Secondo la tesi più restrittiva, espressa, tra l’altro, in un precedente dello stesso Tribunale capitolino
(Trib. Roma 11 gennaio 2022, n. 259), sul presupposto secondo il quale per ciascun tipo di atto
processuale vi sono specifiche previsioni normative, il contenuto dell’art. 4 D. Lgs. 28/2010
deve essere ritenuto speculare a quello dell’articolo 125 c.p.c., con conseguente necessità
di simmetria tra i fatti rappresentati in sede di mediazione e quanto esposto in sede
processuale, quantomeno sui punti principali e sulle domande formulate.

Diversa la tesi espressa, dal medesimo Tribunale, nella sentenza in commento, laddove
ritiene tollerabile un margine di scostamento fra l’oggetto della citazione e quello dell’istanza di
mediazione, soprattutto quando l’istante non sia, incolpevolmente, a conoscenza di tutti i profili
della domanda.
La questione risulta affrontata anche dal Tribunale di Verona, con la sentenza del 26 aprile
2021, relativa ad una controversia in materia bancaria, nella quale l’istituto di credito
convenuto aveva eccepito l’improcedibilità della domanda giudiziale per mancato
esperimento del procedimento di mediazione in un’ipotesi di mediazione obbligatoria, in
quanto in tale sede non erano state indicate alcune voci di danno, specificate, invece, nel
successivo atto di citazione.
Il Tribunale della città veneta ha deciso per l’infondatezza dell’eccezione di cui sopra,
affermando, a tale proposito, che la difformità tra istanza di mediazione e atto di citazione,
con riferimento all’oggetto e alle ragioni della pretesa, è rilevabile quando, nel giudizio di
merito, la domanda presenti un petitum più ampio e sia fondata su fatti costitutivi ulteriori
rispetto a quelli dedotti nell’ambito della procedura stragiudiziale.

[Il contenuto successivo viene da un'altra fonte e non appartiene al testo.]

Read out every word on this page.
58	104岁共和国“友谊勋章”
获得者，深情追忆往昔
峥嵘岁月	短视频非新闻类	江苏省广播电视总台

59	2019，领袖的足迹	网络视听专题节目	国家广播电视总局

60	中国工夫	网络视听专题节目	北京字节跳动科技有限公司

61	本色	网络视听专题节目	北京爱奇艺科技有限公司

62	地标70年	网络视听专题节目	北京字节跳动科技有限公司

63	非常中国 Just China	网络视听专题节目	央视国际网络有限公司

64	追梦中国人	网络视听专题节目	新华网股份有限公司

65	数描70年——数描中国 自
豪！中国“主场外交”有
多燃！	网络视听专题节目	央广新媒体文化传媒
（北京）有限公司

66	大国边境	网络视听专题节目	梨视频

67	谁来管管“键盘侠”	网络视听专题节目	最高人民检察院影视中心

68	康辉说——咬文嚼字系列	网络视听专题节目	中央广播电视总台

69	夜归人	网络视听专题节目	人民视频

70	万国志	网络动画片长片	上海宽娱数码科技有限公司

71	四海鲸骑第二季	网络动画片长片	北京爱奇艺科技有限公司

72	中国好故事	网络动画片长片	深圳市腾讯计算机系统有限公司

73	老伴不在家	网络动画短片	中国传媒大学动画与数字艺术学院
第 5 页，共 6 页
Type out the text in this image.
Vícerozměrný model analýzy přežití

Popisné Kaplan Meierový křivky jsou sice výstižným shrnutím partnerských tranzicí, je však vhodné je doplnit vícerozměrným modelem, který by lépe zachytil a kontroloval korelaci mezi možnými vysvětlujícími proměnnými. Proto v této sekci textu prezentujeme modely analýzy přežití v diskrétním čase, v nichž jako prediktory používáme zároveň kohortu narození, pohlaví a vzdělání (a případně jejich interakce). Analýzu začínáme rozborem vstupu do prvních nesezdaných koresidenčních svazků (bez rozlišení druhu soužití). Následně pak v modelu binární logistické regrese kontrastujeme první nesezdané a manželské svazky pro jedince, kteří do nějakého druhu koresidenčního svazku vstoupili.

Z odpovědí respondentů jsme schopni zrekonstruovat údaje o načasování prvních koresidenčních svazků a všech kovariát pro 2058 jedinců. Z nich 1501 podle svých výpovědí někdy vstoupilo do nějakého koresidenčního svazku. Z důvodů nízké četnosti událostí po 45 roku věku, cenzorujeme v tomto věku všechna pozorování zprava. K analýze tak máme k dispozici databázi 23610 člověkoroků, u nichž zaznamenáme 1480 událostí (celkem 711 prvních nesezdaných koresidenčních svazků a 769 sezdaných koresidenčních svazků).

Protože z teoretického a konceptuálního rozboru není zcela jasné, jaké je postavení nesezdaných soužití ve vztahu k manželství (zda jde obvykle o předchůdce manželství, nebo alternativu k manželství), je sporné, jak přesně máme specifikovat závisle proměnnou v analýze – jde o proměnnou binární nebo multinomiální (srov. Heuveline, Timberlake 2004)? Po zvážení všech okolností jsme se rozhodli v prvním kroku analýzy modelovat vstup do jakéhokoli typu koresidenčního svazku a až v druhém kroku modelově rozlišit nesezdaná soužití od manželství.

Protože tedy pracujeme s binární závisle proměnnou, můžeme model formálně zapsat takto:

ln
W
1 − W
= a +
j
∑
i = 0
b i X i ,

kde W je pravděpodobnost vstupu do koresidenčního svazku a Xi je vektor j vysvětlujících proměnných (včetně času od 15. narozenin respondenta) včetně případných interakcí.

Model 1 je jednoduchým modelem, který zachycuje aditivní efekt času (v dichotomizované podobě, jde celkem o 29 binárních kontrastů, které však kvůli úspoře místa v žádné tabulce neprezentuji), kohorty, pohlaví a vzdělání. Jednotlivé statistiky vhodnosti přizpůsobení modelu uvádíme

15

Come emerge dalla difformità di opinione, tra i giudici di merito, la questione non può dirsi
definita e rimane aperta. Lo scrivente rileva, a conclusione della presente nota, come il
problema debba essere posto da un duplice angolo visuale.
Da un lato, con riferimento alla necessità di una perfetta coincidenza tra istanza di
mediazione e domanda giudiziale, in quanto la mediazione è condizione di procedibilità
della domanda giudiziale, con la conseguenza della necessità dell’instaurazione del
contraddittorio su tutti i punti controversi, sin dal procedimento di mediazione.
Il secondo, e ultimo, quello, invece, correlato alla necessità di evitare che la mediazione
venga assimilata, concettualmente, ad un giudizio ed al suo necessario formalismo, con
conseguente snaturamento della mediazione come strumento diverso dal giudizio civile,
collegato agli interessi ed ai bisogni delle parti.
In considerazione di quanto sopra, un intervento, sul punto, della Suprema Corte,
potrebbe essere sicuramente utile e chiarificatore.